Shifting from an individual contributor role to a managerial role in tech can do wonders for your salary. But making the shift can be easier said than done. While your individual role requires mastery of technical skills, a managerial role calls for a diverse skill set that includes technical competence, business acumen, and people skills.
If you’re interested in switching to a management track, it’s time to master these key competencies whether it’s by taking on more projects, finding a mentor, or pursuing continuing education courses.
Study strategies for motivating different personality types
Managers play an essential role, as Google learned when it tried to embrace a flat organizational structure. The challenge is finding good managers.
As today’s companies focus on attracting and retaining highly skilled people, they want managers who understand how to get the most out of their teams without compromising employee satisfaction, engagement, and work life balance.
Great managers accomplish this by identifying how to keep different employees motivated. For instance:
Building team trust by communicating clearly and practicing transparency
Developing goals and objectives tied to specific incentives like promotions or raises
Providing a sense of purpose by communicating how the team’s work ties into the company’s larger strategy
Empowering employees to take the lead on projects by avoiding micromanagement
Learning about the individual goals and challenges of employees through dedicated one-on-one meetings
Understand the big picture and how your company fits in the marketplace
Look beyond your individual contribution and think bigger. Ask yourself:
How does my team deliver value?
What other teams do we work with, and how is their cooperation vital to our success?
How is our company performing? Are we innovating? Do we have a strong brand?
How does our company fare in the marketplace? Who is our competition? How do we stack up against them?
A technical individual contributor thinks in terms of their personal responsibilities and goals while a manager thinks about the health of the larger organization.
Pursue continuing education courses in management
One of the biggest mistakes people make is assuming that management is not a skill. It’s just a role you’re given if you’re good at your individual role. In reality, an excellent programmer won’t suddenly become a fantastic manager or director.
Tobias Lütke, Shopify CEO, said that when he first stepped into the CEO role, he was “not good”, joking that, “the wonderful thing about computers is when you tell them what to do they’ll keep doing it and they’ll do it until you tell them to stop. It turns out humans are not like that.”

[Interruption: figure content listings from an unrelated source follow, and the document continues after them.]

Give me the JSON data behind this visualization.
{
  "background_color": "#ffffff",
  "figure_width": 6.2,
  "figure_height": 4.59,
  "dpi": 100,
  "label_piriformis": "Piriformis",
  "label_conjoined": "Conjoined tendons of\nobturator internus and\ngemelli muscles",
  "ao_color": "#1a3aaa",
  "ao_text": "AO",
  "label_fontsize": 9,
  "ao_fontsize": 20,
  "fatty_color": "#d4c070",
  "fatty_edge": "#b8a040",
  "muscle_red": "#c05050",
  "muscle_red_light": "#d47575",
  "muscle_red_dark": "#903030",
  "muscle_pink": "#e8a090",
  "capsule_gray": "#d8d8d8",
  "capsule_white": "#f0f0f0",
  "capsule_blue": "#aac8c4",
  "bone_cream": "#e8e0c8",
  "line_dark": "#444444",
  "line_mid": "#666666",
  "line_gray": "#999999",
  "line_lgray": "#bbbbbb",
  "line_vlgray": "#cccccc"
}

In other words, managing people is not easy. The good news is it’s a skill that can be acquired, and it’s worth pursuing courses in conflict resolution, people management, negotiation, strategic leadership, and organizational behavior.
What’s more, many companies offer tuition stipends to support their employees’ professional development. If your company doesn’t offer one, write a business case for a professional development budget and present it to your manager.
Share with a mentor and network
It’s tempting to keep big plans hidden until you’re fully confident, but this is not the most efficient use of time. Instead, start networking within your organization and introduce yourself to different teams.
Find out if your company offers a mentorship program that pairs employees early in their career with executives. This is a great forum for one-on-one support and candid advice from someone in a management position. Plus, it puts your goals on the radar of someone who has influence.
In addition, network with professionals outside your company. Your future management position may come from another organization, so making industry connections is a way to maximize your chances of landing a managerial role in tech.